Fr. Coniaris continues, “We see that which we have prepared ourselves to see. Why was it that only the Magi Wise Men saw the star? Because, they were the only ones looking for the Saviour. Why was it that only Symeon and Anna recognized Jesus as the Saviour of the world when Mary and Joseph brought the child into the crowded Temple on the fortieth day after His birth? Because only they were expectantly looking for Him.”
In the Great Vespers service right before the Entrance and singing of ‘O Joyful Light’, the priest’s prayer reads in part, ‘For unto You, O Lord, Lord, our are eyes and in You have we hoped.’ In the Divine Liturgy right before the Gospel, the priest prays, ‘Shine within our hearts, O Lord, the pure light of Your divine knowledge and open the eyes of our mind and heart to comprehend the message of Your gospel teaching.’ As our physical eyes read the scriptures and gaze upon the sacred icons, our hearts and minds must be constantly looking towards the Lord.
Listen to Jesus’ other teachings about the eyes:
1Judge not, that you be not judged. 2For with what judgment you judge, you will be judged; and with the measure you use, it will be measured back to you. 3And why do you look at the speck in your brother’s eye, but do not consider the plank in your own eye 4Or how can you say to your brother, ‘Let me remove the speck from your eye’; and look, a plank is in your own eye 5Hypocrite! First remove the plank from your own eye, and then you will see clearly to remove the speck from your brother’s eye. (Matthew 7:1-8)
9And if your eye causes you to sin, pluck it out and cast it from you. It is better for you to enter into life with one eye, rather than having two eyes, to be cast into hell fire. (Matthew 18:9)
18So He said to them, ‘Are you thus without understanding also Do you not perceive that whatever enters a man from outside cannot defile him, 19because it does not enter his heart but his stomach, and is eliminated, thus purifying all foods’ 20And He said, ‘What comes out of a man, that defiles a man. 21For from within, out of the heart of men, proceed evil thoughts, adulteries, fornications, murders, 22 thefts, covetousness, wickedness, deceit, lewdness, an evil eye, blasphemy, pride, foolishness. 23All these evil things come from within and defile a man.’ (Mark 7:18-23)
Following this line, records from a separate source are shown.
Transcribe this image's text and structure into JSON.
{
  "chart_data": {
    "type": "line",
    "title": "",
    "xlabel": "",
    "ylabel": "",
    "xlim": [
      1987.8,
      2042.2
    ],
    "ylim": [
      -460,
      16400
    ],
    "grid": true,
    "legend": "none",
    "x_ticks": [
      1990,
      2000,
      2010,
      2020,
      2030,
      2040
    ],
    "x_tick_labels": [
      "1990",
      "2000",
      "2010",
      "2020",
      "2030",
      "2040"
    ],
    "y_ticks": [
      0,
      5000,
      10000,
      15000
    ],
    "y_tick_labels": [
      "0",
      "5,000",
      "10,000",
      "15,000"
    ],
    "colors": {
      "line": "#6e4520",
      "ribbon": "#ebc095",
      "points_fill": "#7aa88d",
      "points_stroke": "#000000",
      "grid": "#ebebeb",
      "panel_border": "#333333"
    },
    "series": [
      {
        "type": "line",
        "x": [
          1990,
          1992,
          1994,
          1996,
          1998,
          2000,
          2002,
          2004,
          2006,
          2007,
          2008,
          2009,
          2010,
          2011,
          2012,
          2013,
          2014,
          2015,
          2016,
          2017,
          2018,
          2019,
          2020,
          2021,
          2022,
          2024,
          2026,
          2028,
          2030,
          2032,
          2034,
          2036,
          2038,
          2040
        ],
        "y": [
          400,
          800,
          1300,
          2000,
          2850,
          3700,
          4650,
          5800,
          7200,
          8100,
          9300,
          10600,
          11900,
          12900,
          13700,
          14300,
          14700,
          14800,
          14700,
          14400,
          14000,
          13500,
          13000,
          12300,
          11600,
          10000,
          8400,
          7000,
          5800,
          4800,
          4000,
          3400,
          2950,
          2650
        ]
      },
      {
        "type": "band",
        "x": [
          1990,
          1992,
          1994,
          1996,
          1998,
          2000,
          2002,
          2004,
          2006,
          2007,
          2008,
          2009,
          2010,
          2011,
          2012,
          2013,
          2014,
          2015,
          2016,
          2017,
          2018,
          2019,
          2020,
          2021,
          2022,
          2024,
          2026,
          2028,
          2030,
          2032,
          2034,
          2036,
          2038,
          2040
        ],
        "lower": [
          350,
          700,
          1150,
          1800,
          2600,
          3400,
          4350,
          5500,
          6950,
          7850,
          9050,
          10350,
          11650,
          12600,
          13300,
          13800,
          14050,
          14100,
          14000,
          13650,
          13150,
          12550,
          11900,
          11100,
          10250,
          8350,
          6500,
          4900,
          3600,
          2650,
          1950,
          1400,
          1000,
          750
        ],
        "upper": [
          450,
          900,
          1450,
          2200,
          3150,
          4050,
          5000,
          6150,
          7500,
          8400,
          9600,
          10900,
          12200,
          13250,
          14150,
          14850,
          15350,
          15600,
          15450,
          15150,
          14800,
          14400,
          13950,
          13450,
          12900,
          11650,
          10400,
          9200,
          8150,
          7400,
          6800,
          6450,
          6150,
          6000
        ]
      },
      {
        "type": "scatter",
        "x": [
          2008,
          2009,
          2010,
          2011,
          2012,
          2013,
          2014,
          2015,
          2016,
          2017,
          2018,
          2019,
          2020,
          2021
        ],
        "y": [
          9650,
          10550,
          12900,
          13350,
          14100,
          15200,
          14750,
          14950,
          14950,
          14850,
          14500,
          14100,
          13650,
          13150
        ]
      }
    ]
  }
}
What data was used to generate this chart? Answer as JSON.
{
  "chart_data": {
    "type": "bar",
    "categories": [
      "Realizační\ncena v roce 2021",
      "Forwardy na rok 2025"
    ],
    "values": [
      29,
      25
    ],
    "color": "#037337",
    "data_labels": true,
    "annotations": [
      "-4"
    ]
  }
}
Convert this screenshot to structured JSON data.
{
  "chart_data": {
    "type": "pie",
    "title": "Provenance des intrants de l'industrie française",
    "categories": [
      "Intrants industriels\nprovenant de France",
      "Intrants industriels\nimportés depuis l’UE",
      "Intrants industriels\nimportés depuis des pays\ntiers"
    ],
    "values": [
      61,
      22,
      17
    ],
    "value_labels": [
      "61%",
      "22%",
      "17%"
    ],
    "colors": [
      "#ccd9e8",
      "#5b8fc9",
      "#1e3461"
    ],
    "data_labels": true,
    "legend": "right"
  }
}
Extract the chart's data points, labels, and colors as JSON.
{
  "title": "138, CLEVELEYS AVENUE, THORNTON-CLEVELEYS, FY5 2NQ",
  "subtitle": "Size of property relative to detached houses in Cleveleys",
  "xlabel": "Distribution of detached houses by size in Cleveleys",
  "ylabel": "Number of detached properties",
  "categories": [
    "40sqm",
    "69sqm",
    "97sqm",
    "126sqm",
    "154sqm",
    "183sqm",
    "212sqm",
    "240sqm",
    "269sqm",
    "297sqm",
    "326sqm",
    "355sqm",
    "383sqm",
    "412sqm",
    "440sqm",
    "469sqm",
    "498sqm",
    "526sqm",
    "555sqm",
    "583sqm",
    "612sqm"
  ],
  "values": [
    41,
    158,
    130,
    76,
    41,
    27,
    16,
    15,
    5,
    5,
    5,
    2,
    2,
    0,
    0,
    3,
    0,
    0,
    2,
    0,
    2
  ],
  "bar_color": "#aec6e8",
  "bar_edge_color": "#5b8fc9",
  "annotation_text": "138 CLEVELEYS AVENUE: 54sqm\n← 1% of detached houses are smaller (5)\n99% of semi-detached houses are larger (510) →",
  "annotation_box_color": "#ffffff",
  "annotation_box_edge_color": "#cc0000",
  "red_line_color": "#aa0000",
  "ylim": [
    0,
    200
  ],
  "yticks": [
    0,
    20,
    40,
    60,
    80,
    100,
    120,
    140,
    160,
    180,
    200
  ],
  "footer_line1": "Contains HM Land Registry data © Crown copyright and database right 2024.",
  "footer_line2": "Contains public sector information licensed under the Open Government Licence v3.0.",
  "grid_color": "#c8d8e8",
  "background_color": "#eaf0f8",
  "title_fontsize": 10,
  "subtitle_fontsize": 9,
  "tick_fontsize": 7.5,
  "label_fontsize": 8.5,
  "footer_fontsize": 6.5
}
Fr. Anthony retells the story about the famous preacher Henry Ward Beecher. As he greeted people when they exited the church after the worship service. One person said, ‘Dr. Beecher, you may be interested to know that I counted a dozen grammatical errors in your sermon this morning.’ Another worshipper greeted him saying, ‘Today, I found God.’ Both people had listened to the same sermon. Both had found what they were prepared to find. We see as we are.
He continues by saying that what is inside is all-important. If we do not have God on the inside, we shall never see Him on the outside. Jesus said, ‘Blessed are the pure in heart, for they shall see God.’ (Mt.5:8) Pointing at a neighbor’s wash in the back yard, a lady said, ‘Just look at those clothes on the line. They are so grey and streaked.’ A friend replied to her, ‘It looks to me as if the clothes are very clean. It is your windows that are dirty.’
If life looks cloudy, maybe it’s our windows that need cleaning. Jesus is always calling on us to keep the windows of the soul clean through daily self-examination, repentance and confession. If we do not, we shall constantly see others, not as they are but as we are. George Bernard Shaw said, ‘Better keep yourself clean and bright. You are the window through which you must see the world.’ Amen.